Por eso, ya a estas alturas, creo que los mejores libros son aquellos donde estas conectado estrechamente con la vida. Cuando metido en tu mundo de adentro, sigues respirando el mundo de afuera, en fluir armonioso como la respiración, potenciando entre ambos la vida toda. Son ésos libros que, como me decía mi hijo, cuando acabas de leerlos piensas que ojalá el autor fuera muy amigo tuyo para poder llamarlo por teléfono cuando quisieras. Ésos son los libros que desde ahora quisiera  aprender a escribir. No hay muchos así, les aseguro. Pero escribir de ese modo o callar para siempre. No todo tiene que decirse. Y si no escribo más, tampoco pasa nada. Dejemos que el silencio nos escriba, y como dijo el poeta Cadenas, Si el poema no nace pero es real tu vida, eres su encarnación. Entonces, regresar a la vida sencilla sin la obsesión de nombrarlo todo, dejando algo en la sombra inconquistable, como cuando callábamos percibiendo la vida inefable en cuanto nos rodeaba.
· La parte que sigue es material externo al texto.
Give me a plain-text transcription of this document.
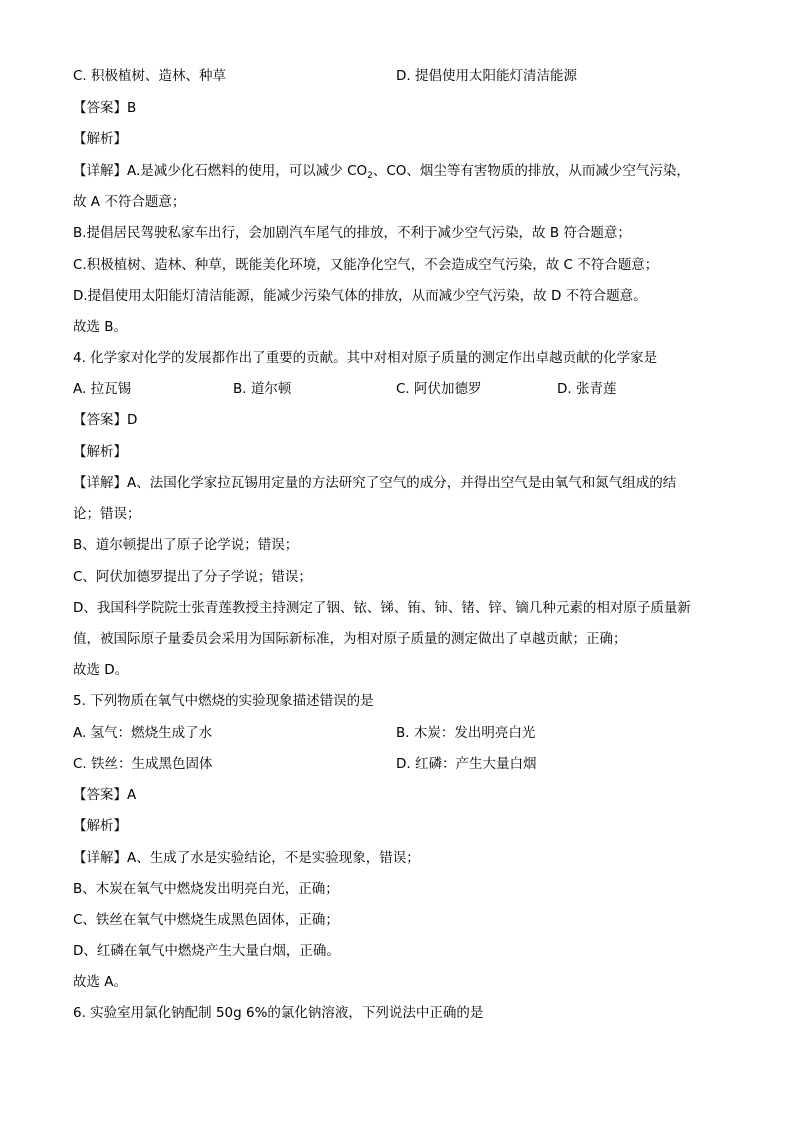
C. 积极植树、造林、种草	D. 提倡使用太阳能灯清洁能源
【答案】B
【解析】
【详解】A.是减少化石燃料的使用，可以减少 $CO_2$、CO、烟尘等有害物质的排放，从而减少空气污染，
故 A 不符合题意；
B.提倡居民驾驶私家车出行，会加剧汽车尾气的排放，不利于减少空气污染，故 B 符合题意；
C.积极植树、造林、种草，既能美化环境，又能净化空气，不会造成空气污染，故 C 不符合题意；
D.提倡使用太阳能灯清洁能源，能减少污染气体的排放，从而减少空气污染，故 D 不符合题意。
故选 B。
4. 化学家对化学的发展都作出了重要的贡献。其中对相对原子质量的测定作出卓越贡献的化学家是
A. 拉瓦锡	B. 道尔顿	C. 阿伏加德罗	D. 张青莲
【答案】D
【解析】
【详解】A、法国化学家拉瓦锡用定量的方法研究了空气的成分，并得出空气是由氧气和氮气组成的结
论；错误；
B、道尔顿提出了原子论学说；错误；
C、阿伏加德罗提出了分子学说；错误；
D、我国科学院院士张青莲教授主持测定了铟、铱、锑、铕、铈、锗、锌、镝几种元素的相对原子质量新
值，被国际原子量委员会采用为国际新标准，为相对原子质量的测定做出了卓越贡献；正确；
故选 D。
5. 下列物质在氧气中燃烧的实验现象描述错误的是
A. 氢气：燃烧生成了水	B. 木炭：发出明亮白光
C. 铁丝：生成黑色固体	D. 红磷：产生大量白烟
【答案】A
【解析】
【详解】A、生成了水是实验结论，不是实验现象，错误；
B、木炭在氧气中燃烧发出明亮白光，正确；
C、铁丝在氧气中燃烧生成黑色固体，正确；
D、红磷在氧气中燃烧产生大量白烟，正确。
故选 A。
6. 实验室用氯化钠配制 50g 6%的氯化钠溶液，下列说法中正确的是
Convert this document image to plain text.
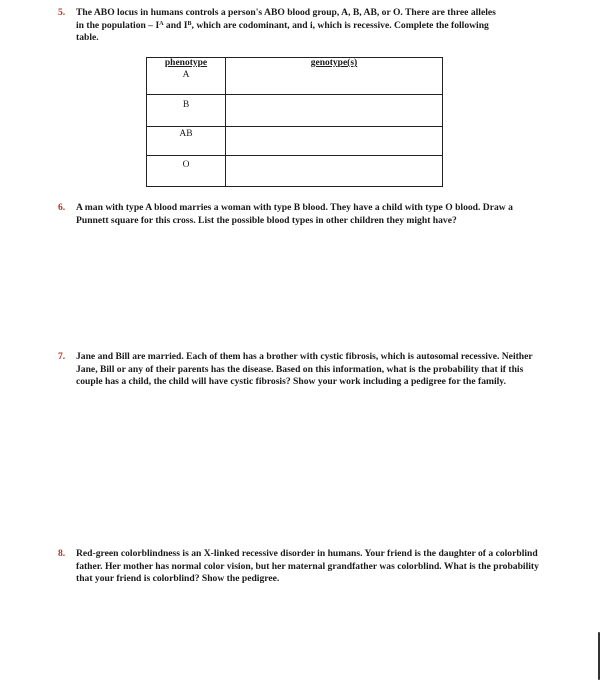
5. The ABO locus in humans controls a person's ABO blood group, A, B, AB, or O. There are three alleles
in the population – $I^A$ and $I^B$, which are codominant, and i, which is recessive. Complete the following
table.
phenotype	genotype(s)
A	
B	
AB	
O	
6. A man with type A blood marries a woman with type B blood. They have a child with type O blood. Draw a Punnett square for this cross. List the possible blood types in other children they might have?
7. Jane and Bill are married. Each of them has a brother with cystic fibrosis, which is autosomal recessive. Neither Jane, Bill or any of their parents has the disease. Based on this information, what is the probability that if this couple has a child, the child will have cystic fibrosis? Show your work including a pedigree for the family.
8. Red-green colorblindness is an X-linked recessive disorder in humans. Your friend is the daughter of a colorblind father. Her mother has normal color vision, but her maternal grandfather was colorblind. What is the probability that your friend is colorblind? Show the pedigree.
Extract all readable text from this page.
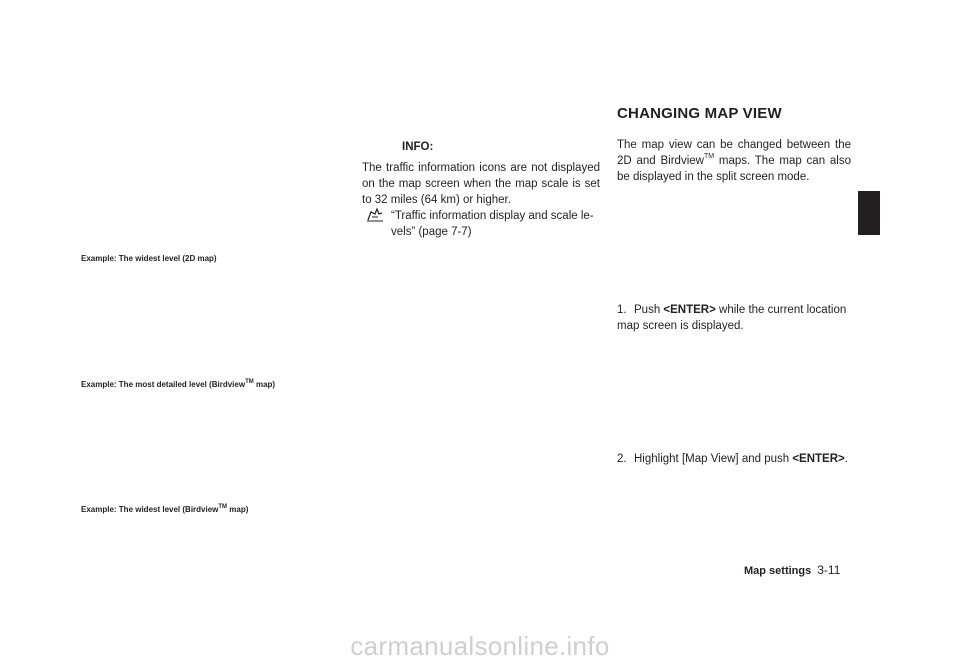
Example: The widest level (2D map)
Example: The most detailed level (Birdview™ map)
Example: The widest level (Birdview™ map)
INFO:
The traffic information icons are not displayed on the map screen when the map scale is set to 32 miles (64 km) or higher.
“Traffic information display and scale le-vels” (page 7-7)
CHANGING MAP VIEW
The map view can be changed between the 2D and Birdview™ maps. The map can also be displayed in the split screen mode.
1. Push <ENTER> while the current location map screen is displayed.
2. Highlight [Map View] and push <ENTER>.
Map settings 3-11
carmanualsonline.info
Y concluyo aquí, que en esa nueva vida de escritor, quisiera que ella fuera nombrada, Matilde Lizarraga, mi mujer y madre de nuestro hijo dormido, porque todo esto que soy y digo, es reflejo de lo que ella emite, y nuestra propia vida es encarnación del poema que no hemos escrito aún. Ella, mi cable a tierra, merece este reconocimiento más que yo, por haber sobrevivido a lo imposible. Por mi parte, y cerrando también con el gran Kafka, he logrado lo que me había propuesto. Y no se diga que el esfuerzo no valía la pena. Sin embargo, no es la opinión de los hombres lo que me interesa (sólo estoy informando. También a vosotros, excelentísimos señores académicos).
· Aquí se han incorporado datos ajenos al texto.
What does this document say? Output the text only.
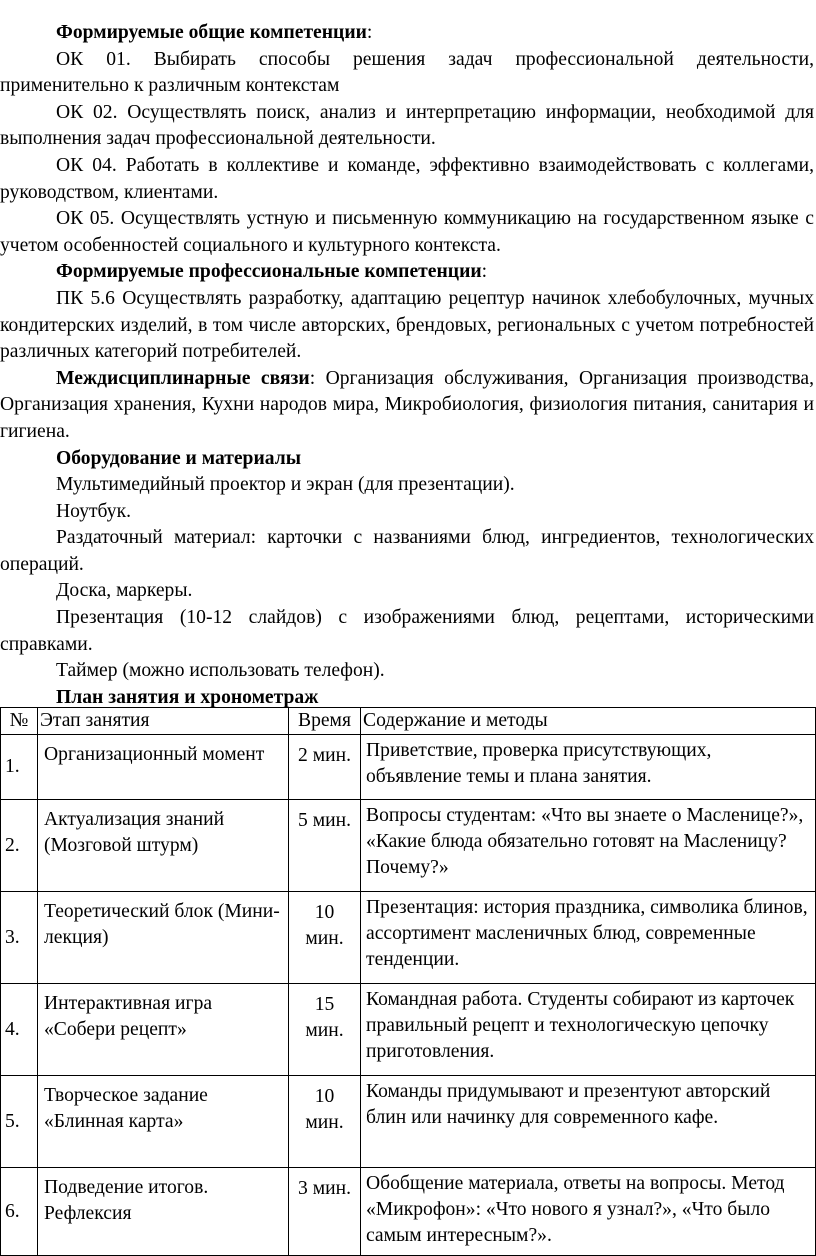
Формируемые общие компетенции:

ОК 01. Выбирать способы решения задач профессиональной деятельности, применительно к различным контекстам

ОК 02. Осуществлять поиск, анализ и интерпретацию информации, необходимой для выполнения задач профессиональной деятельности.

ОК 04. Работать в коллективе и команде, эффективно взаимодействовать с коллегами, руководством, клиентами.

ОК 05. Осуществлять устную и письменную коммуникацию на государственном языке с учетом особенностей социального и культурного контекста.

Формируемые профессиональные компетенции:

ПК 5.6 Осуществлять разработку, адаптацию рецептур начинок хлебобулочных, мучных кондитерских изделий, в том числе авторских, брендовых, региональных с учетом потребностей различных категорий потребителей.

Междисциплинарные связи: Организация обслуживания, Организация производства, Организация хранения, Кухни народов мира, Микробиология, физиология питания, санитария и гигиена.

Оборудование и материалы

Мультимедийный проектор и экран (для презентации).

Ноутбук.

Раздаточный материал: карточки с названиями блюд, ингредиентов, технологических операций.

Доска, маркеры.

Презентация (10-12 слайдов) с изображениями блюд, рецептами, историческими справками.

Таймер (можно использовать телефон).

План занятия и хронометраж

№	Этап занятия	Время	Содержание и методы
1.	Организационный момент	2 мин.	Приветствие, проверка присутствующих, объявление темы и плана занятия.
2.	Актуализация знаний (Мозговой штурм)	5 мин.	Вопросы студентам: «Что вы знаете о Масленице?», «Какие блюда обязательно готовят на Масленицу? Почему?»
3.	Теоретический блок (Мини-лекция)	10 мин.	Презентация: история праздника, символика блинов, ассортимент масленичных блюд, современные тенденции.
4.	Интерактивная игра «Собери рецепт»	15 мин.	Командная работа. Студенты собирают из карточек правильный рецепт и технологическую цепочку приготовления.
5.	Творческое задание «Блинная карта»	10 мин.	Команды придумывают и презентуют авторский блин или начинку для современного кафе.
6.	Подведение итогов. Рефлексия	3 мин.	Обобщение материала, ответы на вопросы. Метод «Микрофон»: «Что нового я узнал?», «Что было самым интересным?».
Severo guarda sus folios doblados en el bolsillo. Aferra fuertemente el bastón en un puño, y baja, una a una, las escaleras, rechazando toda ayuda de quien viene a su encuentro. Va directamente hacia Matilde que le espera con la mano tendida, y juntos, bajo un aplauso que comienza tímidamente goteando como lluvia fina a su paso, luego se hace cascada sobre techo de zinc, y después tormenta escandalosa por el largo pasillo entre un público sin rostro que se levanta a aplaudirlos, a ellos, a Severo y Matilde con su larguísima sombra detrás del hijo lejos, que salen en mitad de esa tarde saturada de estrellas.